Type: Oral
Session: 321. Coagulation and Fibrinolysis: Basic and Translational: Coagulation Protein: Molecular Insights and Molecular Therapies
Hematology Disease Topics & Pathways:
Research, Fundamental Science, Translational Research
We first generated a single chain antibody fragment (scFv) of the FIXa binding arm of emicizumab by joining the variable heavy chain (VH) with the variable light chain (VL) to produce VH9VL. In line with previous observations that FIXa one arm antibodies of emicizumab that can only bind FIXa and impart a modest cofactor mimetic activity, VH9VL, facilitated FIXa-mediated FX activation at a much lower rate in comparison to bispecific emicizumab. The scFv, VH9VL, was used as a template to introduce membrane binding properties.

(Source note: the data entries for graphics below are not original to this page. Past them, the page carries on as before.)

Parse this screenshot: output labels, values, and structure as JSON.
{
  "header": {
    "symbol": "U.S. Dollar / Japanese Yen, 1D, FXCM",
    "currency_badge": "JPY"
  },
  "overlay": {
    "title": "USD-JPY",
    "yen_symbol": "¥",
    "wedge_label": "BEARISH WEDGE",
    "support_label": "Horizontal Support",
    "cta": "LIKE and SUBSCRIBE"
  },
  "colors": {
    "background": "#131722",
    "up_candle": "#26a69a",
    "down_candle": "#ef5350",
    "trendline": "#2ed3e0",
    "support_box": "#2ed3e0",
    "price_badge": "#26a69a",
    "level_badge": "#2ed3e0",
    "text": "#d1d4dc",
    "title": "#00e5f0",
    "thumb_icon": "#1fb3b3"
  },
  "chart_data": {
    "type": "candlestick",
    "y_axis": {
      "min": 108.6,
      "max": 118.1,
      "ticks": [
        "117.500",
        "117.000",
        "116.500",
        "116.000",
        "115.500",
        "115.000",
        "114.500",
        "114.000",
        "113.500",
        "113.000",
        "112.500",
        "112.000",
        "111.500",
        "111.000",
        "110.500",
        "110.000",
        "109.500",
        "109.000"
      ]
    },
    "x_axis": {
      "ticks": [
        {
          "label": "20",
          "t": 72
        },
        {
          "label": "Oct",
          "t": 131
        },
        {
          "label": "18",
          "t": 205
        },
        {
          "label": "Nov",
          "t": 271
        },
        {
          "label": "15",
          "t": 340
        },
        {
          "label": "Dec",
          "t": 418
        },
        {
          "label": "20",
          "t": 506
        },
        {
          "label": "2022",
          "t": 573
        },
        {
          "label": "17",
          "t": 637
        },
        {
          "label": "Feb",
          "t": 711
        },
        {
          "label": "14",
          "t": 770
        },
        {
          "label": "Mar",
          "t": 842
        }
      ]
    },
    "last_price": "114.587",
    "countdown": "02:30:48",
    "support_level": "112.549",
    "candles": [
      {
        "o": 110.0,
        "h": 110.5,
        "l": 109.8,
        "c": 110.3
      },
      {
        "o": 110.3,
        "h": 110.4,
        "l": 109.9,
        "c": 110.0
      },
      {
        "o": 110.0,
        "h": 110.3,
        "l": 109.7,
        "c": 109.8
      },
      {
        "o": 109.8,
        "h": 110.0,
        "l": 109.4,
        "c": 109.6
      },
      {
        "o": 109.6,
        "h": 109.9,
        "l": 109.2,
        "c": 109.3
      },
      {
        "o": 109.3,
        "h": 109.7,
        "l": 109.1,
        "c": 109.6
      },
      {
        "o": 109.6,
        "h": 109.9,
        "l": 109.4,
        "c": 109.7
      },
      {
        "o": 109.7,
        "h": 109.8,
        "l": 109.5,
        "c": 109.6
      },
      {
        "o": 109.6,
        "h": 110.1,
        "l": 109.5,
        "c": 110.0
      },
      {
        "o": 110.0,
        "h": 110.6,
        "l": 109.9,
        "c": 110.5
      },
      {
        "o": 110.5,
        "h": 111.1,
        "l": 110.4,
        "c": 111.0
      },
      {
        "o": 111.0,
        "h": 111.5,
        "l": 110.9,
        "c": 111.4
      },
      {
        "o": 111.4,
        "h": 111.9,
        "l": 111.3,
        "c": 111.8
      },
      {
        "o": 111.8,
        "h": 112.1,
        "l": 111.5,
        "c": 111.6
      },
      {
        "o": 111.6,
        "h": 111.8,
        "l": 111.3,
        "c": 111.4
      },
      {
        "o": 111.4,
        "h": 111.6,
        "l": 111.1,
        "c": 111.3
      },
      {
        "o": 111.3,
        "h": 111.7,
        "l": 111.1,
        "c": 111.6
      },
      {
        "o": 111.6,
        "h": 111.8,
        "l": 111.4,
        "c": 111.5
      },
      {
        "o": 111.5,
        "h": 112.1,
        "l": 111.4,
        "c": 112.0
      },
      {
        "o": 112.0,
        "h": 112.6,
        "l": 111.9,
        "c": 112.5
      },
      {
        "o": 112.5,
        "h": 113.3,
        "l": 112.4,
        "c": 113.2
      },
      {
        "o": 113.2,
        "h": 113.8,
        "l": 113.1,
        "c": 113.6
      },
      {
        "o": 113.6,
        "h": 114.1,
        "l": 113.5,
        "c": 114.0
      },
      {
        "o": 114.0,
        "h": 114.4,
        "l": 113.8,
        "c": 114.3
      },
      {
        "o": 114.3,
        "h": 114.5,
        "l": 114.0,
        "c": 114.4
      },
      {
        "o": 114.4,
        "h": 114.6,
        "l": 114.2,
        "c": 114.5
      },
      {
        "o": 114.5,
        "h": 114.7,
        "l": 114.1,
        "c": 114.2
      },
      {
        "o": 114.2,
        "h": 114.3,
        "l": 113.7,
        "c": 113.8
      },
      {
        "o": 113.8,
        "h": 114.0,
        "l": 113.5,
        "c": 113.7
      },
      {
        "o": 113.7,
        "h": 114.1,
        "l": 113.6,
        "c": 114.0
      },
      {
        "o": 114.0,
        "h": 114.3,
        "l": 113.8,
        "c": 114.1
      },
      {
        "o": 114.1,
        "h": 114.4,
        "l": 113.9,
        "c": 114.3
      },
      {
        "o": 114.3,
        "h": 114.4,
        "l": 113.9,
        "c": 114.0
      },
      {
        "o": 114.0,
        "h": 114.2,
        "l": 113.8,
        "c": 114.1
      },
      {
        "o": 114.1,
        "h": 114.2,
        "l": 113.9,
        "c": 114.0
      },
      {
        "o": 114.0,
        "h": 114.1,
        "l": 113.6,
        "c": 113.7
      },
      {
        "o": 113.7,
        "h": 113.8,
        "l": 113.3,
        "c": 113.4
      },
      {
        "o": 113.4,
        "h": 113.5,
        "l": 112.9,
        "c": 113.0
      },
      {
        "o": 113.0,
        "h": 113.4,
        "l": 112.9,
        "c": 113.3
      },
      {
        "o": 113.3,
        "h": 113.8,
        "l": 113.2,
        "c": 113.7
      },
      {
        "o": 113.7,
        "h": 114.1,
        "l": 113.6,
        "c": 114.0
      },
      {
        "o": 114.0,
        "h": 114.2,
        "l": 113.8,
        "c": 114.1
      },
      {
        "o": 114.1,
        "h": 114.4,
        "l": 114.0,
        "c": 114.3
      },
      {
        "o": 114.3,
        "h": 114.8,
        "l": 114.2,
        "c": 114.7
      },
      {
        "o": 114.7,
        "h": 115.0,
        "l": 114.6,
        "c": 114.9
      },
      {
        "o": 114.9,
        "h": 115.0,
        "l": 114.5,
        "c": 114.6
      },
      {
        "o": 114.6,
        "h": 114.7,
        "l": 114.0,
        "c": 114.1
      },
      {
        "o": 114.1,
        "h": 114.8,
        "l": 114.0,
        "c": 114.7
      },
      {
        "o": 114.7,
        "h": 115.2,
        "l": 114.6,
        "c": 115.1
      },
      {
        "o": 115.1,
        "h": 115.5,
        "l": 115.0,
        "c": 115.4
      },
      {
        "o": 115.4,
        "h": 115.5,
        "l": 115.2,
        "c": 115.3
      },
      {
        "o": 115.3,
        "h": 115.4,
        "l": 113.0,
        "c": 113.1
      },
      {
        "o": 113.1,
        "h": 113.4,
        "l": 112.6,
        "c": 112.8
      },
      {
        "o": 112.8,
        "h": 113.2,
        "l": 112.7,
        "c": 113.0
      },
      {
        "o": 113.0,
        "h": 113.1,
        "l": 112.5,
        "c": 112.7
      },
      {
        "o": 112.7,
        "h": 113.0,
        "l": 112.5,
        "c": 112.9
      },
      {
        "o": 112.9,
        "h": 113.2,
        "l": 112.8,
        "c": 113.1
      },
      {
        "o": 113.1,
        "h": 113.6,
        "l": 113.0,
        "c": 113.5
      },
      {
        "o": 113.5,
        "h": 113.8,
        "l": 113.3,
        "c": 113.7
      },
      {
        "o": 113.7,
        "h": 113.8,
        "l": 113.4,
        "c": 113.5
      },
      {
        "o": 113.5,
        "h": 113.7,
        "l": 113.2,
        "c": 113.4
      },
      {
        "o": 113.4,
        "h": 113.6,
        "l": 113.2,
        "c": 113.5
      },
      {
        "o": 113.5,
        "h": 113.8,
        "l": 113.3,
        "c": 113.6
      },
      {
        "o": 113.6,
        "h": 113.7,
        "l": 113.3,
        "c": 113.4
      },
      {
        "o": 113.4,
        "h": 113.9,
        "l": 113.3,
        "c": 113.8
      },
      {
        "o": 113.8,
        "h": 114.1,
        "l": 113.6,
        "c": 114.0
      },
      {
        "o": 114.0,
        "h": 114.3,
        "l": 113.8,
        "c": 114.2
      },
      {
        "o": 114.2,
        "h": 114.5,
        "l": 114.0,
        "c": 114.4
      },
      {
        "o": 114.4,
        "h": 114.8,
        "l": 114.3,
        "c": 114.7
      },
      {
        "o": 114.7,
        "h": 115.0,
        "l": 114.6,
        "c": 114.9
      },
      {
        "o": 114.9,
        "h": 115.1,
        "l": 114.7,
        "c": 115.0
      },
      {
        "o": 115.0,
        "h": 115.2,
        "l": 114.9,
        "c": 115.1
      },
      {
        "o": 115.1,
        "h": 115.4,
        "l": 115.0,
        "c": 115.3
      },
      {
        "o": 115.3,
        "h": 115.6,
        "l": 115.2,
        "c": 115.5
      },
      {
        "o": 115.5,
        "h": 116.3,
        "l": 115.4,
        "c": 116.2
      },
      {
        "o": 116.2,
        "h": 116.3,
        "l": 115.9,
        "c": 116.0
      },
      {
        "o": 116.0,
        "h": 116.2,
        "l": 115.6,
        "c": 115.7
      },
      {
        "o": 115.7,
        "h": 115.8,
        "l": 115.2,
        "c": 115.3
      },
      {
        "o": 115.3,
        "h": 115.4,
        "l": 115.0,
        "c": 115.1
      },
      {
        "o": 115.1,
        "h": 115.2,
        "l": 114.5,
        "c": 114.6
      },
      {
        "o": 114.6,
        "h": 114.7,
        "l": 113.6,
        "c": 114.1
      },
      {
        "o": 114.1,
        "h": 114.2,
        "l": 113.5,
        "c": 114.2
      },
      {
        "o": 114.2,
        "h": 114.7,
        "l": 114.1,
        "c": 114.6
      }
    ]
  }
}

The Factor V C2-domain, which binds membrane, was fused at the C-terminus of VH9VL via a repeating Gly4Ser flexible linker of ~ 5.7 nm to allow the VH and VL domains of the scFv to potentially orient correctly at the membrane surface. The resulting construct VH9VLC2 showed a substantial amplification in cofactor mimetic activity as compared to VH9VL. In vitro kinetic analyses with purified proteins and synthetic phospholipid vesicles containing phosphatidylcholine (PC) and phosphatidylserine (PS) (PC:PS, 75:25 %) showed approximately 22-fold faster activation of FX by VH9VLC2 as compared to VH9VL. Remarkably, despite its inability to bind FX, cofactor mimetic activity of VH9VLC2 was about two-fold higher than that of emicizumab. Potent enhancement of FX activation by VH9VLC2 observed with purified proteins was also reflected in thrombin generation assays (TGA). VH9VLC2 added at 100 nM brought thrombin generation into the reference range in congenital FVIII-deficient HA plasma supplemented with 4 µM PC:PS and triggered with either low tissue factor (0.1 pM), or factor XIa (0.1 nM).
The role of C2 domain-mediated increase in cofactor activity of VH9VLC2 was further assessed by using an antibody fragment (E9scFv) that inhibits the binding of factor V to membranes. Increasing concentrations of E9scFv caused a dose-dependent reduction in the rate of FXa formation catalyzed by the complex of VH9VLC2: FIXa (20nM:25nM). Inhibition saturated at ~ 85% at 100 nM E9scFv, indicating a substantial contribution of membrane binding to the cofactor mimetic function of VH9VLC2.
To evaluate whether VH9VLC2 can restore clotting in HA plasma with FVIII inhibitors, normal pooled plasma was supplemented with a FVIII neutralizing antibody to mimic FVIII inhibitor plasma. Addition of VH9VLC2 to this plasma restored clotting time to the levels shown by normal pooled plasma, suggesting that VH9VLC2 can bypass FVIII inhibitor activity.
The engineered scFv with a factor V C2 domain fusion, VH9VLC2, demonstrates that mere addition of a membrane binding feature to the FIXa arm of the emicizumab surpasses the mimetic activity achieved by a bispecific antibody that exploits both bridging and allostery to be an effective cofactor. Such a construct also avoids the burden of productive assembly from a combination of three separate polypeptide chains, as in a functional bispecific antibody. Replicating the membrane binding feature into bispecific FVIIIa mimetic antibodies could further amplify function and more closely resemble FVIIIa in both activity and membrane dependent regulation. Our results provide surprising insights into how a single chain, monospecific, membrane-anchored FVIIIa mimetic enhances the catalytic activity of FIXa.
Disclosures: Kumar: Children's Hospital of Philadelphia: Patents & Royalties. Krishnaswamy: Bayer: Research Funding; VarmX: Consultancy.